Mais où sommes-nous ? Dans un musée d'histoire naturelle, entourés d'animaux morts aux yeux de verre - taxidermie cauchemardesque ? Dans un carnaval, fête excessive et angoissante, dont les masques étranges font frémir les enfants? Dans un cabinet de curiosités, une exposition de peinture ?

 

Je ne sais pas bien où nous sommes.

 

Perdue dans ce dédale, je croise des visages d'animaux, je croise mon double, le miroir me renvoie tantôt l'image d'un rhinocéros, d'un éléphant, d'une antilope, peut-être sommes-nous dans une ancienne fête foraine, le palais des glaces, le reflet d'un soi déformé, inquiétant, étrangeté.

 

« Elle ou sa copie personne ne vient au monde sans dans l'ombre un faux double un somnambule, Pline la prend pour l'antilope et Dürer pour un reptile ou alors un crustacé, Longhi la peint d'après nature son vrai portait en pied et de profil ou celui d'une autre car deux fois au moins il me faut répéter ce qui le mérite. »

 

J'aime l'idée d'errer ici à la recherche de mon totem.

 

« cara Clara dear Sudan deux statues sonores en noir et blanc et entre vous un fil non visible, vous n'allez plus doublés de vos oiseaux perchés un mainate un héron regarder l'eau la nuit trainer presque à l'arrêt dans le paysage vous prenez la pose pour adhérer aux choses »

 

Au fil des pages, autres visages, comme un dispositif carré gris sur fond blanc et texte en décalé nous ramène en fin d'ouvrage aux œuvres citées, évitant l'écueil du didactique mais pas trop celui du renvoi. Car on voudrait les voir les œuvres.

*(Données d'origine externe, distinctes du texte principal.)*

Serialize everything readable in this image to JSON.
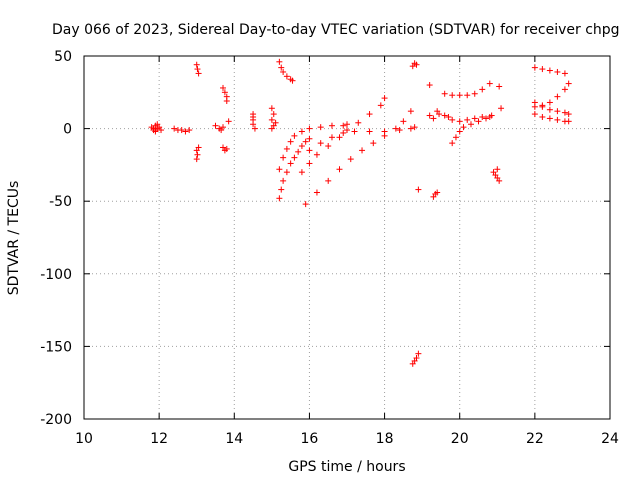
{
  "chart_data": {
    "type": "scatter",
    "title": "Day 066 of 2023, Sidereal Day-to-day VTEC variation (SDTVAR) for receiver chpg",
    "xlabel": "GPS time / hours",
    "ylabel": "SDTVAR / TECUs",
    "xlim": [
      10,
      24
    ],
    "ylim": [
      -200,
      50
    ],
    "xticks": [
      "10",
      "12",
      "14",
      "16",
      "18",
      "20",
      "22",
      "24"
    ],
    "yticks": [
      "50",
      "0",
      "-50",
      "-100",
      "-150",
      "-200"
    ],
    "grid": true,
    "marker": "plus",
    "color": "#ff0000",
    "series": [
      {
        "name": "cluster-11.9",
        "points": [
          [
            11.8,
            1
          ],
          [
            11.85,
            -1
          ],
          [
            11.9,
            2
          ],
          [
            11.95,
            0
          ],
          [
            12.0,
            1
          ],
          [
            11.9,
            -2
          ],
          [
            11.85,
            0
          ],
          [
            12.05,
            -1
          ],
          [
            11.95,
            3
          ],
          [
            11.9,
            -1
          ]
        ]
      },
      {
        "name": "cluster-12.5",
        "points": [
          [
            12.4,
            0
          ],
          [
            12.5,
            -1
          ],
          [
            12.6,
            -1
          ],
          [
            12.7,
            -2
          ],
          [
            12.8,
            -1
          ]
        ]
      },
      {
        "name": "cluster-13.0",
        "points": [
          [
            13.0,
            44
          ],
          [
            13.02,
            41
          ],
          [
            13.05,
            38
          ],
          [
            13.0,
            -15
          ],
          [
            13.02,
            -18
          ],
          [
            13.0,
            -21
          ],
          [
            13.05,
            -13
          ]
        ]
      },
      {
        "name": "cluster-13.6",
        "points": [
          [
            13.5,
            2
          ],
          [
            13.6,
            0
          ],
          [
            13.65,
            -1
          ],
          [
            13.7,
            1
          ],
          [
            13.7,
            -13
          ],
          [
            13.75,
            -15
          ],
          [
            13.8,
            -14
          ],
          [
            13.7,
            28
          ],
          [
            13.75,
            25
          ],
          [
            13.8,
            22
          ],
          [
            13.8,
            19
          ],
          [
            13.85,
            5
          ]
        ]
      },
      {
        "name": "cluster-14.5",
        "points": [
          [
            14.5,
            10
          ],
          [
            14.5,
            6
          ],
          [
            14.5,
            3
          ],
          [
            14.55,
            0
          ],
          [
            14.5,
            8
          ],
          [
            15.0,
            14
          ],
          [
            15.05,
            10
          ],
          [
            15.0,
            6
          ],
          [
            15.05,
            2
          ],
          [
            15.0,
            0
          ],
          [
            15.1,
            4
          ]
        ]
      },
      {
        "name": "arc-15.2-top",
        "points": [
          [
            15.2,
            46
          ],
          [
            15.25,
            42
          ],
          [
            15.3,
            39
          ],
          [
            15.4,
            36
          ],
          [
            15.5,
            34
          ],
          [
            15.55,
            33
          ]
        ]
      },
      {
        "name": "arc-15.2-low",
        "points": [
          [
            15.2,
            -48
          ],
          [
            15.25,
            -42
          ],
          [
            15.3,
            -36
          ],
          [
            15.4,
            -30
          ],
          [
            15.5,
            -24
          ],
          [
            15.6,
            -20
          ],
          [
            15.7,
            -16
          ],
          [
            15.8,
            -12
          ],
          [
            15.9,
            -9
          ],
          [
            16.0,
            -7
          ]
        ]
      },
      {
        "name": "arc-15.2-mid",
        "points": [
          [
            15.2,
            -28
          ],
          [
            15.3,
            -20
          ],
          [
            15.4,
            -14
          ],
          [
            15.5,
            -9
          ],
          [
            15.6,
            -5
          ],
          [
            15.8,
            -2
          ],
          [
            16.0,
            0
          ],
          [
            16.3,
            1
          ],
          [
            16.6,
            2
          ],
          [
            16.9,
            2
          ],
          [
            17.0,
            3
          ]
        ]
      },
      {
        "name": "arc-15.8-rise",
        "points": [
          [
            15.8,
            -30
          ],
          [
            16.0,
            -24
          ],
          [
            16.2,
            -18
          ],
          [
            16.5,
            -12
          ],
          [
            16.8,
            -6
          ],
          [
            17.0,
            -1
          ],
          [
            17.3,
            4
          ],
          [
            17.6,
            10
          ],
          [
            17.9,
            16
          ],
          [
            18.0,
            21
          ]
        ]
      },
      {
        "name": "arc-15.8-long",
        "points": [
          [
            15.9,
            -52
          ],
          [
            16.2,
            -44
          ],
          [
            16.5,
            -36
          ],
          [
            16.8,
            -28
          ],
          [
            17.1,
            -21
          ],
          [
            17.4,
            -15
          ],
          [
            17.7,
            -10
          ],
          [
            18.0,
            -5
          ],
          [
            18.3,
            0
          ],
          [
            18.5,
            5
          ],
          [
            18.7,
            12
          ]
        ]
      },
      {
        "name": "arc-flat",
        "points": [
          [
            16.0,
            -15
          ],
          [
            16.3,
            -10
          ],
          [
            16.6,
            -6
          ],
          [
            16.9,
            -3
          ],
          [
            17.2,
            -2
          ],
          [
            17.6,
            -2
          ],
          [
            18.0,
            -2
          ],
          [
            18.4,
            -1
          ],
          [
            18.7,
            0
          ],
          [
            18.8,
            1
          ]
        ]
      },
      {
        "name": "cluster-18.8",
        "points": [
          [
            18.8,
            45
          ],
          [
            18.85,
            44
          ],
          [
            18.75,
            43
          ],
          [
            18.9,
            -42
          ],
          [
            18.8,
            -160
          ],
          [
            18.85,
            -158
          ],
          [
            18.9,
            -155
          ],
          [
            18.75,
            -162
          ]
        ]
      },
      {
        "name": "cluster-19.2",
        "points": [
          [
            19.2,
            30
          ],
          [
            19.3,
            -47
          ],
          [
            19.35,
            -45
          ],
          [
            19.4,
            -44
          ],
          [
            19.2,
            9
          ],
          [
            19.3,
            7
          ],
          [
            19.4,
            12
          ],
          [
            19.45,
            10
          ]
        ]
      },
      {
        "name": "arc-19.6-upper",
        "points": [
          [
            19.6,
            24
          ],
          [
            19.8,
            23
          ],
          [
            20.0,
            23
          ],
          [
            20.2,
            23
          ],
          [
            20.4,
            24
          ],
          [
            20.6,
            27
          ],
          [
            20.8,
            31
          ]
        ]
      },
      {
        "name": "arc-19.7-mid",
        "points": [
          [
            19.6,
            9
          ],
          [
            19.7,
            8
          ],
          [
            19.8,
            6
          ],
          [
            20.0,
            5
          ],
          [
            20.2,
            6
          ],
          [
            20.4,
            7
          ],
          [
            20.6,
            8
          ],
          [
            20.8,
            8
          ]
        ]
      },
      {
        "name": "arc-19.8-low",
        "points": [
          [
            19.8,
            -10
          ],
          [
            19.9,
            -6
          ],
          [
            20.0,
            -2
          ],
          [
            20.1,
            1
          ],
          [
            20.3,
            3
          ],
          [
            20.5,
            5
          ],
          [
            20.7,
            7
          ],
          [
            20.85,
            9
          ]
        ]
      },
      {
        "name": "cluster-21.0",
        "points": [
          [
            20.9,
            -30
          ],
          [
            20.95,
            -32
          ],
          [
            21.0,
            -34
          ],
          [
            21.05,
            -36
          ],
          [
            21.0,
            -28
          ],
          [
            21.05,
            29
          ],
          [
            21.1,
            14
          ]
        ]
      },
      {
        "name": "arc-22-top",
        "points": [
          [
            22.0,
            42
          ],
          [
            22.2,
            41
          ],
          [
            22.4,
            40
          ],
          [
            22.6,
            39
          ],
          [
            22.8,
            38
          ]
        ]
      },
      {
        "name": "arc-22-rise",
        "points": [
          [
            22.0,
            15
          ],
          [
            22.2,
            16
          ],
          [
            22.4,
            18
          ],
          [
            22.6,
            22
          ],
          [
            22.8,
            27
          ],
          [
            22.9,
            31
          ]
        ]
      },
      {
        "name": "arc-22-mid",
        "points": [
          [
            22.0,
            18
          ],
          [
            22.2,
            15
          ],
          [
            22.4,
            13
          ],
          [
            22.6,
            12
          ],
          [
            22.8,
            11
          ],
          [
            22.9,
            10
          ]
        ]
      },
      {
        "name": "arc-22-low",
        "points": [
          [
            22.0,
            10
          ],
          [
            22.2,
            8
          ],
          [
            22.4,
            7
          ],
          [
            22.6,
            6
          ],
          [
            22.8,
            5
          ],
          [
            22.9,
            5
          ]
        ]
      }
    ]
  }
}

Prendre leur regard en pleine gueule, « je » de miroir non lacanien, inversion réflexive, c'est lui, le serpent qui me reluque je m'en doutais.

 

On savait, après Bailly et Derrida, que l'animal n'est pas notre autre, ce que Suzanne Doppelt nous montre avec des mots, face contre face dans ce « magasin du visage » où rien de ce qui est non humain ne nous est étranger.

 

Ici ça grouille

« veilleur où en est la nuit ? Certaines sont moins noires que d'autres le ciel neigeux la pleine lune une éclipse celui qui la passe dans la mare se réveille cousin des grenouilles ou bien dans son lit les yeux éteints dormant ou rêvassant cousin des revenants il fait parfois des rêves en couleur un parc nocturne il y a un corps sous un arbre de cette nuit tombent des taches une par une »

 

ou bien ça brasse

« un chat coléreux un bœuf flegmatique un lapin énervé un élan mélancolique et un aimable perroquet près d'ouvrir le bec parle sa langue maternelle ALBERTUS DÜRER NORICUS FACIEBAT 1504, il le peint dans cette forêt noire aux bêtes sauvages, polychrome la face jaune le front bleu le ventre rouge posé sur une branche du sorbier des oiseleurs dessus un cartellino géant, son texte à réciter avant d'être avalé par le chat d'un rabbin ou piqué par un méchant serpent, nahash changé un jour en bâton magique et pétrifié le nez dans la poussière »

 

Dommage toutefois que les reproductions soient si petites. Car on les veut en grand les animaux et leurs visages, on aimerait en prendre plein la face

mais bon, il paraît que les éditeurs n'ont pas de thunes,

et la main invisible du marché se fout un peu de flatter le cheval ou de gratouiller le cou de la girafe, ce que l'on croit bien volontiers, et puis peut-être que Suzanne Dopelt écrit

 

« pour se figurer comment les choses absentes imposent leur présence et comment une forme en une autre s'en va »

 

n'empêche, je suis un peu frustrée de l'araignée, Daniel Arasse disait : « On n'y voit rien ».

 

Sans doute n'ai-je pas assez joué le jeu, pisté le tableau, chassé les œuvres sur l'Internet, animal totem on disait — peut-être... le paresseux ?

 

J'aurais voulu que Suzanne ou son double ou son masque me fasse un peu prendre l'air, qu'elle m'embarque dans une fête déjantée un carnaval de fous ou j'aurais tapé la discute avec un lièvre, serré la pince au singe, suivi le chemin d'un lézard ; j'aurais voulu qu'elle m'emmène au musée pour de vrai, pour qu'elle m'apprenne à voir, me perdre dans les détails, me dé-former, moi qui peine à regarder, aveugle aux paraboles.

 

Mes masques à moi sont restés quelque peu à l'étroit dans le dispositif du tout petit carré.

 

Quelque chose a eu lieu cependant. Cette nuit, j'ai rêvé que j'étais un très gros sanglier qui squattait le Verdon sous le pont de Castellane, et à qui les touristes donnaient à manger carottes et épluchures.

 

Tabou, totem ? Un sanglier, non mais…

 

Comme quoi, on ne choisit pas.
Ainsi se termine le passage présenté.